There has been a lot of talk around Apache Mesos lately, and the last DevOpsCH Meetup in Switzerland was the perfect opportunity to find out more.

Reliability

The main talk was given by Tobias Weingartner who is a senior SRE (Site Reliability Engineer) at Twitter, specifically in charge of the Mesos clusters in production and development environments at Twitter. Stuffed with a lot of anecdotes about the run of such a production, the sizes that Tobias related about defy comprehension. The bottom line is that Mesos has improved reliability at Twitter so much that not running an application on the Mesos clusters requires a ton of approval and validation from application owners!

Greatly interested about the capacities of Mesos and the hints of its very large use at Twitter, I set about running a small test of the Aurora + Mesos combo.

Setup

While the main talk was about Mesos, Mesos actually does not work out of the box and requires a scheduler for launching tasks. Apache Aurora is one of the 2 schedulers supported right now. As Tobias specified, there is nothing preventing a custom integration with Mesos directly but that would require a much longer blog post!

cloning the repo

Clone the repo from Github, this might change as the project is in the Apache incubation process:

git clone https://github.com/apache/incubator-aurora.git
cd incubator-aurora

Build the project

You will need to build the project with Tar deliverables as the deliverables are then synced with vagrant to the boxes. You can do this with ./gradlew distTar command in the main directory. Refer to Aurora documentation if this fails on your environment. Building secondary artifacts might be needed to. The best inspiration for this is simply the provision-dev-environment.sh script in the example/vagrant/ directory.

Vagrant

The Aurora project comes bundled with an example Vagrantfile template. This template will enable us to launch the following 6 instances:

  • Mesos master: its role is to dispatch jobs to the slaves. In production it is recommended to run at least 3.
  • Mesos Slave 1 and 2: These are the actual workhorses that run the jobs. Each job is launched in a Linux container on standard Ubuntu Precises instances.
  • Zookeeper: the famous http distributed coordination engine. It is used to distribute the traffic to the right slave. In fact no DNS service can update quickly enough to keep up with a ever-adapting Mesos cluster.
  • Aurora scheduler: This service will schedule and register jobs to the Mesos Master. In production, running more than 1 is highly recommended too.
  • Devtools: this instance contains the tools to run the demo, such as Thermos.

vagrant Exoscale

As this little setup requires 6 instances, it makes sense to launch those away from my laptop. Memory already occupied with browsers tabs.
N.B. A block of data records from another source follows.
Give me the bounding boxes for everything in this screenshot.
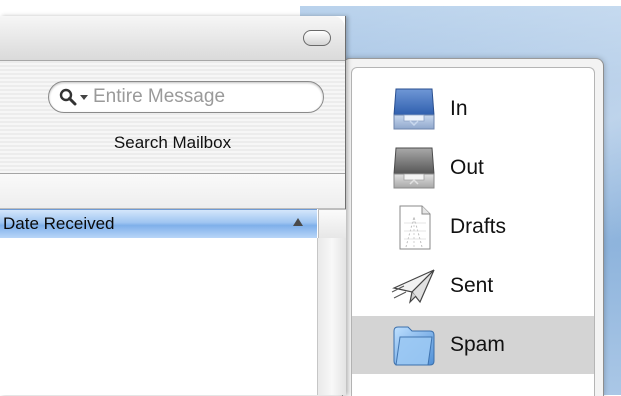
outbox-tray-icon [393, 147, 435, 189]
folder-icon [393, 326, 435, 366]
search-area: Entire Message Search Mailbox [0, 61, 345, 174]
toolbar-toggle-button[interactable] [303, 30, 331, 46]
column-header-label: Date Received [3, 214, 115, 233]
toolbar-strip [0, 174, 345, 209]
search-field[interactable]: Entire Message [48, 81, 324, 113]
mailbox-label: In [450, 97, 468, 120]
window-toolbar [0, 16, 345, 61]
mailbox-label: Out [450, 156, 484, 179]
search-placeholder: Entire Message [93, 86, 226, 107]
drafts-document-icon [399, 205, 431, 250]
column-header-extra [318, 209, 346, 239]
paper-plane-icon [391, 269, 435, 304]
message-list[interactable] [0, 238, 317, 395]
sort-ascending-icon [293, 218, 303, 226]
mailbox-item-spam[interactable]: Spam [352, 316, 594, 374]
mailbox-item-out[interactable]: Out [352, 139, 594, 197]
vertical-scrollbar[interactable] [317, 238, 346, 395]
mailbox-item-in[interactable]: In [352, 80, 594, 138]
column-header-date-received[interactable]: Date Received [0, 209, 317, 239]
magnifying-glass-icon[interactable] [59, 88, 77, 106]
mailbox-label: Sent [450, 274, 494, 297]
mailbox-item-sent[interactable]: Sent [352, 257, 594, 315]
mailboxes-list: In Out Drafts Sent Spam [351, 67, 595, 396]
mailboxes-panel: In Out Drafts Sent Spam [342, 58, 604, 396]
search-label: Search Mailbox [113, 133, 232, 152]
chevron-down-icon[interactable] [80, 95, 88, 100]
mailbox-item-drafts[interactable]: Drafts [352, 198, 594, 256]
mailbox-label: Spam [450, 333, 505, 356]
inbox-tray-icon [393, 88, 435, 130]
mail-drawer: Entire Message Search Mailbox Date Recei… [0, 16, 346, 395]
mailbox-label: Drafts [450, 215, 507, 238]
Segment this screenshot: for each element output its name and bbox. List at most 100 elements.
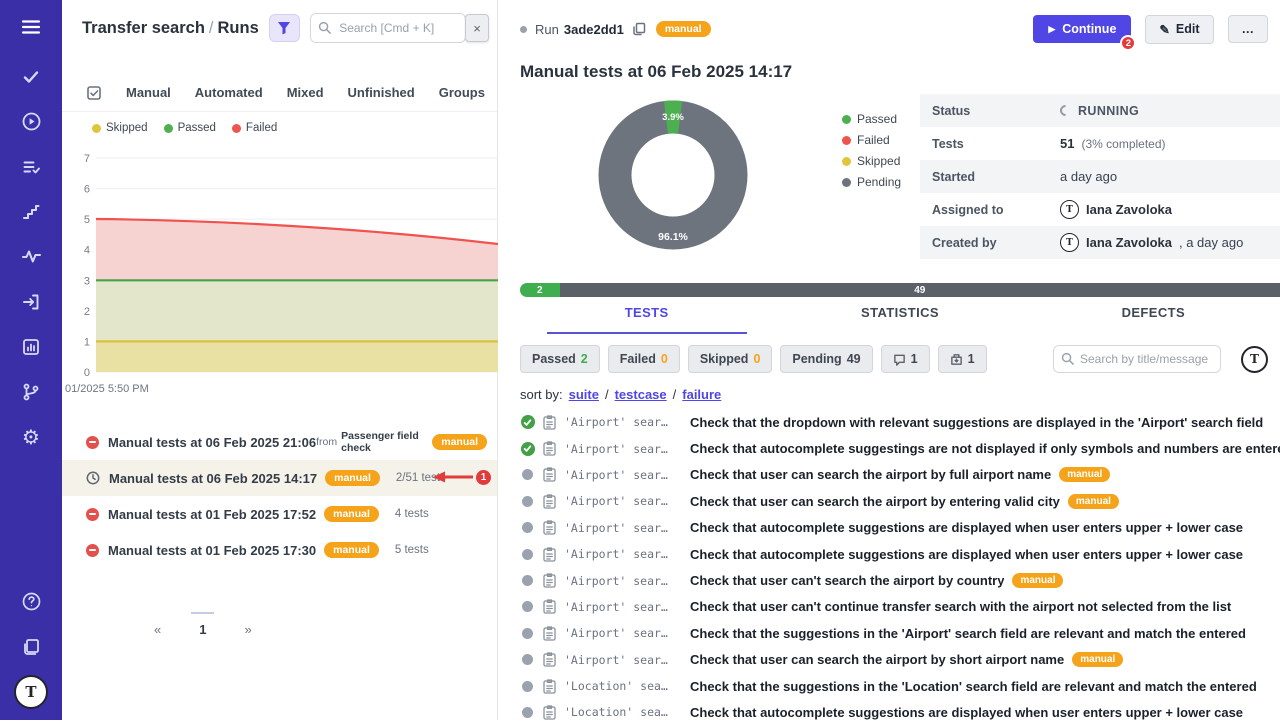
test-title: Check that user can't search the airport… (690, 573, 1004, 588)
test-row[interactable]: 'Airport' sear… Check that user can't se… (520, 567, 1280, 593)
tab-manual[interactable]: Manual (126, 85, 171, 100)
help-icon[interactable] (0, 579, 62, 624)
sort-by-testcase-link[interactable]: testcase (615, 387, 667, 402)
documentation-icon[interactable] (0, 624, 62, 669)
edit-button[interactable]: ✎ Edit (1145, 15, 1213, 44)
test-row[interactable]: 'Airport' sear… Check that autocomplete … (520, 515, 1280, 541)
continue-button[interactable]: ▶ Continue 2 (1033, 15, 1131, 43)
testcase-icon (543, 705, 556, 720)
more-button[interactable]: … (1228, 15, 1269, 43)
reports-icon[interactable] (0, 324, 62, 369)
pending-dot-icon (522, 628, 533, 639)
continue-notification-badge: 2 (1120, 35, 1136, 51)
donut-legend-pending: Pending (842, 175, 901, 189)
pagination-prev[interactable]: « (146, 612, 169, 637)
filter-button[interactable] (269, 14, 300, 42)
tab-defects[interactable]: DEFECTS (1027, 305, 1280, 339)
test-row[interactable]: 'Airport' sear… Check that autocomplete … (520, 435, 1280, 461)
passed-dot-icon (164, 124, 173, 133)
test-title: Check that the suggestions in the 'Locat… (690, 679, 1257, 694)
tab-tests[interactable]: TESTS (520, 305, 773, 339)
test-row[interactable]: 'Airport' sear… Check that the suggestio… (520, 620, 1280, 646)
test-title: Check that autocomplete suggestions are … (690, 520, 1243, 535)
tab-mixed[interactable]: Mixed (287, 85, 324, 100)
manual-badge: manual (656, 21, 711, 37)
filter-artifacts-button[interactable]: 1 (938, 345, 987, 373)
test-row[interactable]: 'Airport' sear… Check that autocomplete … (520, 541, 1280, 567)
manual-badge: manual (324, 542, 379, 558)
passed-check-icon (521, 415, 535, 429)
filter-skipped-button[interactable]: Skipped0 (688, 345, 773, 373)
skipped-dot-icon (842, 157, 851, 166)
run-title: Manual tests at 06 Feb 2025 21:06 (108, 435, 316, 450)
test-row[interactable]: 'Airport' sear… Check that the dropdown … (520, 409, 1280, 435)
svg-text:5: 5 (84, 214, 90, 226)
tab-unfinished[interactable]: Unfinished (348, 85, 415, 100)
pending-dot-icon (522, 681, 533, 692)
app-logo[interactable]: T (0, 669, 62, 714)
tab-groups[interactable]: Groups (439, 85, 485, 100)
breadcrumb: Transfer search/Runs (82, 19, 259, 38)
run-list-item-selected[interactable]: Manual tests at 06 Feb 2025 14:17 manual… (62, 460, 497, 496)
test-suite: 'Airport' sear… (564, 494, 682, 508)
tests-search-input[interactable] (1053, 345, 1221, 373)
filter-failed-button[interactable]: Failed0 (608, 345, 680, 373)
tab-automated[interactable]: Automated (195, 85, 263, 100)
run-list-item[interactable]: Manual tests at 01 Feb 2025 17:52 manual… (62, 496, 497, 532)
legend-failed: Failed (232, 122, 277, 134)
test-row[interactable]: 'Location' sea… Check that autocomplete … (520, 699, 1280, 725)
run-list-item[interactable]: Manual tests at 06 Feb 2025 21:06 from P… (62, 424, 497, 460)
pagination-page-1[interactable]: 1 (191, 612, 214, 637)
test-row[interactable]: 'Location' sea… Check that the suggestio… (520, 673, 1280, 699)
runs-search-input[interactable] (310, 13, 466, 43)
running-spinner-icon (1058, 103, 1074, 119)
test-row[interactable]: 'Airport' sear… Check that user can't co… (520, 594, 1280, 620)
donut-legend: Passed Failed Skipped Pending (842, 94, 901, 274)
checks-icon[interactable] (0, 54, 62, 99)
run-progress-bar: 2 49 (520, 283, 1280, 297)
sort-by-failure-link[interactable]: failure (682, 387, 721, 402)
search-clear-button[interactable]: × (465, 14, 489, 42)
run-overview: 3.9% 96.1% Passed Failed Skipped Pending… (520, 94, 1280, 274)
sign-in-icon[interactable] (0, 279, 62, 324)
chart-x-axis-label: 01/2025 5:50 PM (65, 383, 149, 395)
filter-comments-button[interactable]: 1 (881, 345, 930, 373)
pagination-next[interactable]: » (236, 612, 259, 637)
search-icon (318, 21, 331, 39)
runs-icon[interactable] (0, 99, 62, 144)
settings-gear-icon[interactable]: ⚙ (0, 414, 62, 459)
filter-pending-button[interactable]: Pending49 (780, 345, 872, 373)
red-arrow-icon (431, 469, 475, 485)
test-row[interactable]: 'Airport' sear… Check that user can sear… (520, 647, 1280, 673)
manual-badge: manual (324, 506, 379, 522)
progress-passed-segment: 2 (520, 283, 560, 297)
tab-statistics[interactable]: STATISTICS (773, 305, 1026, 339)
filter-passed-button[interactable]: Passed2 (520, 345, 600, 373)
pending-dot-icon (522, 496, 533, 507)
run-id: 3ade2dd1 (564, 22, 624, 37)
run-detail-header: Run 3ade2dd1 manual ▶ Continue 2 ✎ Edit … (520, 13, 1268, 45)
test-row[interactable]: 'Airport' sear… Check that user can sear… (520, 462, 1280, 488)
pulse-icon[interactable] (0, 234, 62, 279)
copy-icon[interactable] (632, 22, 646, 36)
manual-badge: manual (1072, 652, 1123, 667)
test-row[interactable]: 'Airport' sear… Check that user can sear… (520, 488, 1280, 514)
select-all-icon[interactable] (86, 85, 102, 101)
run-from-label: from (316, 436, 337, 448)
sort-by-suite-link[interactable]: suite (569, 387, 599, 402)
test-suite: 'Airport' sear… (564, 415, 682, 429)
breadcrumb-project[interactable]: Transfer search (82, 19, 205, 37)
branches-icon[interactable] (0, 369, 62, 414)
svg-text:3.9%: 3.9% (662, 112, 684, 123)
run-info-table: Status RUNNING Tests 51(3% completed) St… (920, 94, 1280, 274)
user-avatar[interactable]: T (1241, 346, 1268, 373)
test-plans-icon[interactable] (0, 144, 62, 189)
run-status-dot-icon (520, 26, 527, 33)
testcase-icon (543, 573, 556, 588)
run-list-item[interactable]: Manual tests at 01 Feb 2025 17:30 manual… (62, 532, 497, 568)
pending-dot-icon (522, 707, 533, 718)
menu-icon[interactable] (0, 0, 62, 54)
run-detail-tabs: TESTS STATISTICS DEFECTS (520, 305, 1280, 339)
steps-icon[interactable] (0, 189, 62, 234)
svg-text:1: 1 (84, 336, 90, 348)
Switching from the standard Virtualbox configuration of this Vagrantfile to Exoscale requires only minor modifications. Check out this previous article for full details on Vagrant-exoscale

vagrant hostmanager

In order to have all those machines communicating together on a public cloud we need to replace private IP addresses in the Vagrantfile and also on the provisioning scripts.

We will be using a Vagrant plugin called vagrant-hostmanager that is capable of managing the hosts files of all boxes in the setup.

This is done by installing the plugin in your setup:

vagrant plugin install vagrant-hostmanager

and adding the following to the Vagrantfile:

config.hostmanager.enabled = true

in order to enable the service.

To make things easier build on this repo and just add your APIKEY and SECRETKEY.

git clone https://github.com/retrack/incubator-aurora --branch exoscale
cd incubator-aurora
cp Vagrantfile Vagrantfile.local && mv Vagrantfile.exoscale Vagrantfile
vi Vagrantfile

Replace the 3 required fields:

  • APIKEY
  • SECRETKEY
  • SSHKEY name and path

Most importantly, it will also update your local /etc/hosts file giving you nice names to play with.

Running the cluster

With this long introduction over, time to launch the cluster. Simply issue in the modified Vagrantfile directory:

vagrant up --provider=cloudstack --no-parallel

Note: we explicitly notify Vagrant to deploy instances sequentially in order to avoid dependency conflicts, e.g.: slave present before the master, …

Connect to the interfaces

There are 3 interfaces that you can connect to:

Mesos master

Launch a Job

To actually do stuff with this cluster system, log on to Aurora:

vagrant ssh aurora-scheduler

Then launch a sample “Hello World” job:

aurora create example/www-data/prod/hello /vagrant/examples/jobs/hello_world.aurora

Check the job is running in the aurora interface:

sample aurora job

To be continued

Now that the infrastructure is in place, playing with the features of Mesos and the Aurora scheduler will come soon. In the meantime, check Aurora’s user guide

There should be also a much nicer a reliable way to deploy those few components than relying on Shell script. Maybe leveraging Puppet of Chef capabilities into Vagrant would do the trick.